«Estamos sen traballo por culpa duns caciques que nos queren gobernar». Ese era el lema de una pancarta que ayer se desplegó a las puertas del Consellodo Mexillón. Tras la pancarta estaban un centenar de trabajadores de cocederos. Los «caciques» a los que hacían referencia, los bateeiros de Pladimega. Los directivos de esa organización tenían una cita a las once de la mañana en Vilagarcía, donde fueron recibidos con abucheos. «Queremos traballar», gritaron los operarios de las plantas transformadoras a Julián García cuando el mejillonero arousano apareció en el horizonte. «Nós tamén», les contestó García sin detener el paso. Se detuvo, eso sí, cuando un hombre lo invitó a «explicarlle a esta xente por qué non pode traballar». «Eu non teño ningún problema para explicarllo», le contestó el bateeiro. Y se acercó a los manifestantes para comenzar a esgrimir sus argumentos. En resumidas cuentas: que los mejilloneros «queremos traballar, pero non regalar o noso traballo».

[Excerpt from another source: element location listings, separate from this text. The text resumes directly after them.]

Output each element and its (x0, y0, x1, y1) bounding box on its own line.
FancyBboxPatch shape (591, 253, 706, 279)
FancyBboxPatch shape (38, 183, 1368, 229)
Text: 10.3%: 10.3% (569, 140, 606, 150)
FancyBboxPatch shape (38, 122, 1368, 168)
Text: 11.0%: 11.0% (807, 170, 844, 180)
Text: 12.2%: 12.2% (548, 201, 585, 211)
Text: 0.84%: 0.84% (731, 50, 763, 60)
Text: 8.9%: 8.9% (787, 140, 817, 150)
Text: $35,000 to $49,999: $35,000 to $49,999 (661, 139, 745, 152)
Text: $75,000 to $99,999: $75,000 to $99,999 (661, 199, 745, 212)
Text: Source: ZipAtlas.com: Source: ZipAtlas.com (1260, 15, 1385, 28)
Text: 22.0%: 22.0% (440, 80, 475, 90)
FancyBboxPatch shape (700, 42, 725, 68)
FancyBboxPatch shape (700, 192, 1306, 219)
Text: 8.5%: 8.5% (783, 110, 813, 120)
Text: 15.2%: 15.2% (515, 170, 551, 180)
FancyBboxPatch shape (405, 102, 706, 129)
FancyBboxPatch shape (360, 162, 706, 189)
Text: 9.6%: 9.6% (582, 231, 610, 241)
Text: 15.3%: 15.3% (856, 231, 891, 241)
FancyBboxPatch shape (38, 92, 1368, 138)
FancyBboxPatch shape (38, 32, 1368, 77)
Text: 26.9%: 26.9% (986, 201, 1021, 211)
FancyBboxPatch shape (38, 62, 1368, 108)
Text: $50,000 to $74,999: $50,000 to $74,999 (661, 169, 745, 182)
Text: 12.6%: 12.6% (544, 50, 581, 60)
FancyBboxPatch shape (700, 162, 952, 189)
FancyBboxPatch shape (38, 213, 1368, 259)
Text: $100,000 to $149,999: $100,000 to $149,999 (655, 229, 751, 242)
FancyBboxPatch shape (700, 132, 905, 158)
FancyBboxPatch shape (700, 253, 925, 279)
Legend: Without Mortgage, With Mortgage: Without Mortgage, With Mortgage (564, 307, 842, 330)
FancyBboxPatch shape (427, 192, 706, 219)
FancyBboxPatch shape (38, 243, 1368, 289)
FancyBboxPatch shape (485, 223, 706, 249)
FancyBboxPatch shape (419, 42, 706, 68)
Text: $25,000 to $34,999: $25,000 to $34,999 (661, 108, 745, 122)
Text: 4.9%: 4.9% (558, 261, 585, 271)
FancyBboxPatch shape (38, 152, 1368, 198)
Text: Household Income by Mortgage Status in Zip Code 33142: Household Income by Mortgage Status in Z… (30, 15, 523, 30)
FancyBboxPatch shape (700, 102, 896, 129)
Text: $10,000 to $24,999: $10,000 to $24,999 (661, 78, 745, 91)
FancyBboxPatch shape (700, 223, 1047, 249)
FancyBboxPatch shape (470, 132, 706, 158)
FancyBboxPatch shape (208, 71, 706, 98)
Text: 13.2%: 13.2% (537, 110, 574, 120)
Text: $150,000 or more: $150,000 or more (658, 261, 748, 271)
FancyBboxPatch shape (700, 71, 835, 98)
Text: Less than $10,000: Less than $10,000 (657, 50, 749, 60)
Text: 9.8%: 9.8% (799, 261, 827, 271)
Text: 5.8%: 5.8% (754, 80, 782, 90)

Ese esbozo de explicaciones se vio abortado por un clamor que no dejó de crecer y por una tensión que fue haciéndose cada vez más insoportable. Los portavoces de los trabajadores de cocederos y los directivos de Pladimega que estaban a las puertas del Consello acabaron encarándose. No llegaron a las manos gracias a la intervención del presidente del Consello, Ramón Dios, que consiguió apaciguar los ánimos proponiendo una reunión entre un grupo de bateeiros y a un puñado de manifestantes.
Réplicas
La tensión y los gritos siguieron atropellando el camino de la comitiva hacia los despachos, con cruce de insultos, acusaciones y amenazas incluidos. Ante la puerta del Consello se quedó un buen grupo de mujeres. «Queremos solucións», decían. «E nós, nós tamén queremos solucións», les contestaba Agustín Pose, uno de los directivos de Pladimega. «Pero nós non temos subvencións e vós sí», replicaron las mujeres. Un colectivo cuya preocupación entienden los bateeiros, quienes sin embargo consideran «que se equivocaron de sitio, non era aquí donde se tiñan que manifestar». «Que lles pregunten aos seus xefes por que non nos compran o mexillón».